Research conducted by the Technical University of Denmark (DTU) in January 2017 revealed that being overweight or obese has become almost as common as being normal weight among adults in the Nordic region. More than 50% of Nordic men and more than a third of Nordic women are now overweight or obese.

Bradley Turnwald, a graduate psychology student and lead author of the study, said it is not easy to encourage people to eat healthier.

Turnwald collaborated with Alia Crum, an assistant professor of psychology and principal investigator of the Stanford Mind & Body Lab, and Danielle Boles, one of the lab’s research assistants, on the study.

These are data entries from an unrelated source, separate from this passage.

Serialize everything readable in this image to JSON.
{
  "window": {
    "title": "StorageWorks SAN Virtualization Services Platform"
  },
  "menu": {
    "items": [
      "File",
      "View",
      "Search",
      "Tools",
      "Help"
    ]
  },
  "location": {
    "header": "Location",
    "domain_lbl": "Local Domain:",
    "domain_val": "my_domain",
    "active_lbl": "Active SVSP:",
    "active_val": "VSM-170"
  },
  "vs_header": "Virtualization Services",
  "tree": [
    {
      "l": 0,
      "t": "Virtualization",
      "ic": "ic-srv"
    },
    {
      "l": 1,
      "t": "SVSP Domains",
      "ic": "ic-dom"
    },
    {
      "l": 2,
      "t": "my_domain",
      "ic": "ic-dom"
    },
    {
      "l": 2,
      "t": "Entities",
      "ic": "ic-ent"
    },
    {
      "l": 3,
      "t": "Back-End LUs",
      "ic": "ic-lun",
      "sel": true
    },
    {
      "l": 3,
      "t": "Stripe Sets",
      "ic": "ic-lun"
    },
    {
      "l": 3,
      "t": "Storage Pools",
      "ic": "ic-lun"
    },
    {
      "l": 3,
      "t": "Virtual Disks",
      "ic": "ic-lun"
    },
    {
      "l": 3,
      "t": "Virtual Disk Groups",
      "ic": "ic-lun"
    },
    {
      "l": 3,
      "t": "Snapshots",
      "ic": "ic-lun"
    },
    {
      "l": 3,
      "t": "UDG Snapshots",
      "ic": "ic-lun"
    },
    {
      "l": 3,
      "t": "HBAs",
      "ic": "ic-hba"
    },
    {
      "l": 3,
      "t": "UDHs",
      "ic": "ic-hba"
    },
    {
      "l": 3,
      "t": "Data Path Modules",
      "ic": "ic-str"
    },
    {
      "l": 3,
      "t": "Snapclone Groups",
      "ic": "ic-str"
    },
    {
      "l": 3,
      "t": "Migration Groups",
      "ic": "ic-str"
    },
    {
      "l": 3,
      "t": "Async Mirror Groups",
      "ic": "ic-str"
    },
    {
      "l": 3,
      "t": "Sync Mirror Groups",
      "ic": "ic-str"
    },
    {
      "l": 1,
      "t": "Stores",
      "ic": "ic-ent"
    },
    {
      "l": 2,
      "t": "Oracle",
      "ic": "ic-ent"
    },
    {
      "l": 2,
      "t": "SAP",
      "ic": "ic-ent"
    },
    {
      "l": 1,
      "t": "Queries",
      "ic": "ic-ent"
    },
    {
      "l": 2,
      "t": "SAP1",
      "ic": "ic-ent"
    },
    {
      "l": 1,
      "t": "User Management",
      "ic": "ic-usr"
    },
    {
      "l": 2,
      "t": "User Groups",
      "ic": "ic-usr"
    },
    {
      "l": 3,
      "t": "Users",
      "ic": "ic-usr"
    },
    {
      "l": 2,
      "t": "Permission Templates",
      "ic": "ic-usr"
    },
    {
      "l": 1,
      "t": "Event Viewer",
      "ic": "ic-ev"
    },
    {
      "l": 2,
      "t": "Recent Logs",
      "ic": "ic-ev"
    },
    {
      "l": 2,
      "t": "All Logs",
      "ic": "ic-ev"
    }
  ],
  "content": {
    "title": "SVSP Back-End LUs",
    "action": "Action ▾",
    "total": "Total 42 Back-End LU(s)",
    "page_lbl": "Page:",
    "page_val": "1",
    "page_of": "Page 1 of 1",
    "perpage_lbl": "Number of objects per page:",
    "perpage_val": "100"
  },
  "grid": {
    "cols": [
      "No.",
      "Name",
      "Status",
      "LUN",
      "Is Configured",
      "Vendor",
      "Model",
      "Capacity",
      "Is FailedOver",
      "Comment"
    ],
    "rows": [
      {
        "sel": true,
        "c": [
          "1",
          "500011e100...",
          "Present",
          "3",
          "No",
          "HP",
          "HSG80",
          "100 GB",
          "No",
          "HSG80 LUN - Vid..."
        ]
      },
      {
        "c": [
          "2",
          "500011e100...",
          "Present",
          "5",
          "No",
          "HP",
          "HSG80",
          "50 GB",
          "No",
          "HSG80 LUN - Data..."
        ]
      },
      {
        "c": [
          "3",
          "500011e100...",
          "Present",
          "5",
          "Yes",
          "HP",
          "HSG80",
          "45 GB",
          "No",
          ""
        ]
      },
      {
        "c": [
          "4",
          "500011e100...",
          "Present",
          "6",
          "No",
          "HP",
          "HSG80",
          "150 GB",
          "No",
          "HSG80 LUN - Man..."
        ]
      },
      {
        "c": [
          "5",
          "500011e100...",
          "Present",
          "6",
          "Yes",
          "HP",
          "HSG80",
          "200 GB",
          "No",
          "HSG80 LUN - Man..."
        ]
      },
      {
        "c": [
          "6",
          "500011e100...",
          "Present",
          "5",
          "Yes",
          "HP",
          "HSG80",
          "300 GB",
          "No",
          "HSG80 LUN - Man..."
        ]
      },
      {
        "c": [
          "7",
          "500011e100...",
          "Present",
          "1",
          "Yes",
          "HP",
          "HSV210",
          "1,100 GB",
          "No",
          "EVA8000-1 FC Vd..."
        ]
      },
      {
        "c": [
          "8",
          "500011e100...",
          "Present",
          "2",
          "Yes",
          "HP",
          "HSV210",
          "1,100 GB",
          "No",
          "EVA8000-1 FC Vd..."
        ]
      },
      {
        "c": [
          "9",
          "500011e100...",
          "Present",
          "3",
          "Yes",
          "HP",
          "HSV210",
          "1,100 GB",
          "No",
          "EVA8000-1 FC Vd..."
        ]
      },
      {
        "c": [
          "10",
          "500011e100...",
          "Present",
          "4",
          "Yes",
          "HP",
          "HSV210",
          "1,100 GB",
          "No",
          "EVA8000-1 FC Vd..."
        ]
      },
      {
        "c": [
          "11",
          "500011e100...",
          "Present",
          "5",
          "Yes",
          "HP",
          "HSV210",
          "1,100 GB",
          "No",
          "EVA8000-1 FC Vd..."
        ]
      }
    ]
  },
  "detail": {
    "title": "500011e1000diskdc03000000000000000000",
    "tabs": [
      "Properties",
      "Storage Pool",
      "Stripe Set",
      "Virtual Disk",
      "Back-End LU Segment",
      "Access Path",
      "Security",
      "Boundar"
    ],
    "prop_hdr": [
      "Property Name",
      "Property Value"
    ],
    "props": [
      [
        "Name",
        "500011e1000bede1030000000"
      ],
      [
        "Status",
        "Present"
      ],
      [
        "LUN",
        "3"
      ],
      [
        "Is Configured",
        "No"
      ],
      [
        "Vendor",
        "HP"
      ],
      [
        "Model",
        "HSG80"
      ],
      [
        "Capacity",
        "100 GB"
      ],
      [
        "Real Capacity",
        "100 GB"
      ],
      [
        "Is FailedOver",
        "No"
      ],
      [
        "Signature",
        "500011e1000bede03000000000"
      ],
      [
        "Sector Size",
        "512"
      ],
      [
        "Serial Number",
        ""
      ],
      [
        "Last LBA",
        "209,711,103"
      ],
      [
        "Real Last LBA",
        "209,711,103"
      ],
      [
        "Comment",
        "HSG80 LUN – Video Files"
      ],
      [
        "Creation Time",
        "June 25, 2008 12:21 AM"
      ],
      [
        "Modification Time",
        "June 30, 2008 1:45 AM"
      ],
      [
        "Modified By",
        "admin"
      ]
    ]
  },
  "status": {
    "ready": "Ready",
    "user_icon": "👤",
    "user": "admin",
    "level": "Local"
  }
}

Turnwald said that previous research has shown that people tend to think that healthy foods are less tasty and less enjoyable than standard foods. Healthy foods are also perceived as less filling and less satisfying, according to prior work. A 2011 study by Crum and her colleagues found that labelling a milkshake as low-calorie and restrictive led participants to have higher levels of the hunger hormone ghrelin, compared to when participants consumed the same shake with a high-calorie and indulgent label.

To test how labelling could impact consumption of healthier menu choices, the researchers collaborated with Stanford Residential & Dining Enterprises to conduct a study in a large dining hall on campus. The researchers changed how certain vegetables were labelled using four categories: basic, healthy restrictive, healthy positive or indulgent.

Green beans, for instance, were described as “green beans” (basic), “light ’n’ low-carb green beans and shallots” (healthy restrictive), “healthy energy-boosting green beans and shallots” (healthy positive) or “sweet sizzlin’ green beans and crispy shallots” (indulgent).

Research assistants monitored the number of diners who chose the vegetable and how much was consumed over the course of each lunch period for an entire academic quarter (46 days). There were no changes to how the food was prepared or presented throughout the study.

The researchers found that labelling vegetables with indulgent descriptions led more diners to choose vegetables and resulted in a greater mass of vegetables served per day. Diners chose vegetables with indulgent labelling 25% more than basic labelling, 35% more than healthy positive and 41 percent more than healthy restrictive. In terms of mass of vegetables served per day, vegetables with indulgent labelling were consumed 16% more than those labelled healthy positive, 23% more than basic and 33 more than healthy restrictive.

Discouraging

Turnwald said: “We have this intuition to describe healthy foods in terms of their health attributes, but this study suggests that emphasising health can actually discourage diners from choosing healthy options.”

This simple and low-cost strategy of altering the descriptions of healthy foods could have a substantial impact on consumption of nutritious foods in dining settings. Turnwald said more research needs to be done – he’d like to see if the effects would be similar when choosing off a restaurant menu, without the food being visible – but these findings could be the basis for a potentially effective strategy to answer a challenging question.

“Healthy foods can be indulgent and tasty,” Turnwald said. “They just aren’t typically described that way. If people don’t think healthy foods taste good, how can we expect them to make healthy choices?”

Crum said: “Changing the way we label healthy foods is one step toward changing the pernicious mindset that healthy eating is depriving and distasteful.”